Quando Elon Musk assumiu o controle do Twitter em 2022, o estilo de gestão imposto logo no início gerou uma onda de incertezas. Um episódio emblemático desse período, que agora resulta em uma vitória judicial expressiva, envolve o ex-funcionário Gary Rooney e os riscos de uma comunicação interna feita sob pressão.
Tudo começou no final daquele ano, quando Musk enviou um comunicado geral aos colaboradores apresentando sua visão para o "Twitter 2.0". O bilionário foi direto: para seguir na empresa, os funcionários deveriam estar dispostos a um regime "extremamente hardcore", focado em jornadas longas e alta intensidade. O ultimato era claro: quem quisesse permanecer deveria clicar em um link de adesão. A regra era implícita, mas severa — quem não clicasse seria considerado demissionário e receberia apenas três meses de indenização.
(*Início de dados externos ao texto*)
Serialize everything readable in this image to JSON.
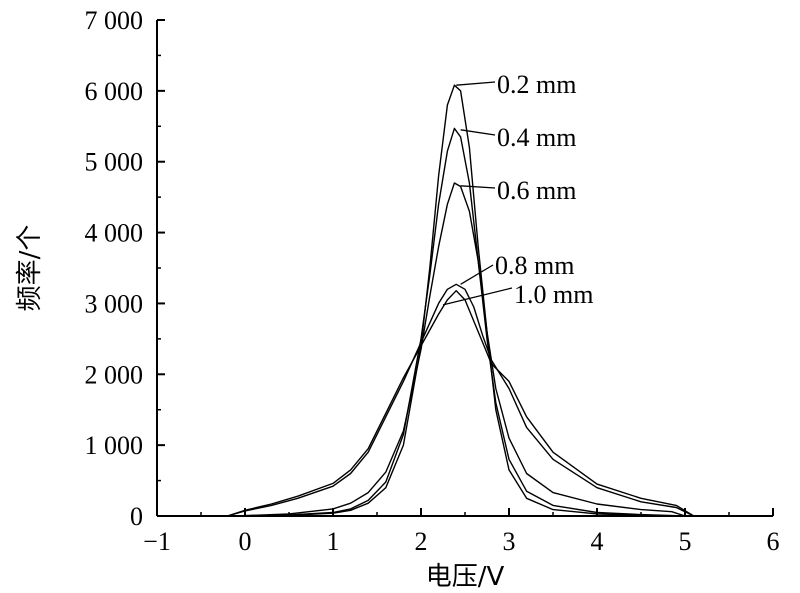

Gary Rooney, que atuava como diretor na sede da empresa em Dublin, na Irlanda, não interagiu com o link. O que deveria ser apenas uma decisão profissional transformou-se em uma longa disputa judicial. O RH do Twitter entendeu o silêncio de Rooney como um pedido de demissão voluntária e prontamente revogou seus acessos aos sistemas da companhia, formalizando a saída.
No entanto, o executivo argumentou que jamais manifestou desejo de sair. Rooney explicou que, inicialmente, sequer teve certeza da veracidade do e-mail, tratando-o como possível spam. Ao entender do que se tratava, ele chegou a comentar com um colega, via mensagem privada, que precisava de um tempo para refletir sobre o seu futuro na organização. O Twitter tentou usar esse desabafo particular como prova de intenção de demissão, mas a estratégia falhou perante a Comissão de Relações de Trabalho (WRC).
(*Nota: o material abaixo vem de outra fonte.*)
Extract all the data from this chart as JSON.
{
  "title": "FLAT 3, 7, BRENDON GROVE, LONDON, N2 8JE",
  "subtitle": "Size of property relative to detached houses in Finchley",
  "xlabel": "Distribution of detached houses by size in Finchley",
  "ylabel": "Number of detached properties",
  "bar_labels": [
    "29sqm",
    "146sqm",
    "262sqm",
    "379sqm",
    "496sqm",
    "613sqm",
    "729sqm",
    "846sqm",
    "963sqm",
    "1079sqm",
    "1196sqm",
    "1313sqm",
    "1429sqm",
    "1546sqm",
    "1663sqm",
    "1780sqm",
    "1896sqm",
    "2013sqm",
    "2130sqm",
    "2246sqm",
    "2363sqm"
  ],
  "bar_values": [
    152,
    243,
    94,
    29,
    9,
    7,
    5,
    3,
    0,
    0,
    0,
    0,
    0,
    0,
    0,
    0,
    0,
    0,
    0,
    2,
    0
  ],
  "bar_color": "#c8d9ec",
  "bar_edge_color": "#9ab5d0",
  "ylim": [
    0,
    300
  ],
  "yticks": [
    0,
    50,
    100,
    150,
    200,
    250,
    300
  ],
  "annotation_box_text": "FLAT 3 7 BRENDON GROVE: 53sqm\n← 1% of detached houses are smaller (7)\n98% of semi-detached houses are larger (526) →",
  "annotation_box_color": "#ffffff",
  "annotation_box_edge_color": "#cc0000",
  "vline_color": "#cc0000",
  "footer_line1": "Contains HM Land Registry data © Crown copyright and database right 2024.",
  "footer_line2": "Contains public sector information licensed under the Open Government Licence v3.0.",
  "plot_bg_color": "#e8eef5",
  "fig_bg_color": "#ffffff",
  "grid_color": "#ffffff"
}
A decisão da comissão foi contundente: o prazo de apenas 24 horas imposto pela empresa foi considerado desarrazoado, e as trocas de mensagens pessoais de Rooney foram descartadas como evidências de rescisão contratual. Como resultado, o órgão determinou que o Twitter pagasse uma indenização de 550 mil euros, aproximadamente R$ 3,4 milhões, por demissão injusta e salários não pagos.
O desfecho do caso serve como um lembrete valioso sobre a importância da transparência nas relações trabalhistas. Mesmo em contextos de reestruturação profunda, as empresas precisam garantir que os funcionários tenham tempo hábil e clareza para processar decisões críticas. Como pontuou o advogado de defesa, Barry Kenny, o tamanho da companhia não a exime do cumprimento estrito das leis trabalhistas, e a decisão da WRC deixa claro que medidas unilaterais tomadas com pressa podem custar muito caro às organizações.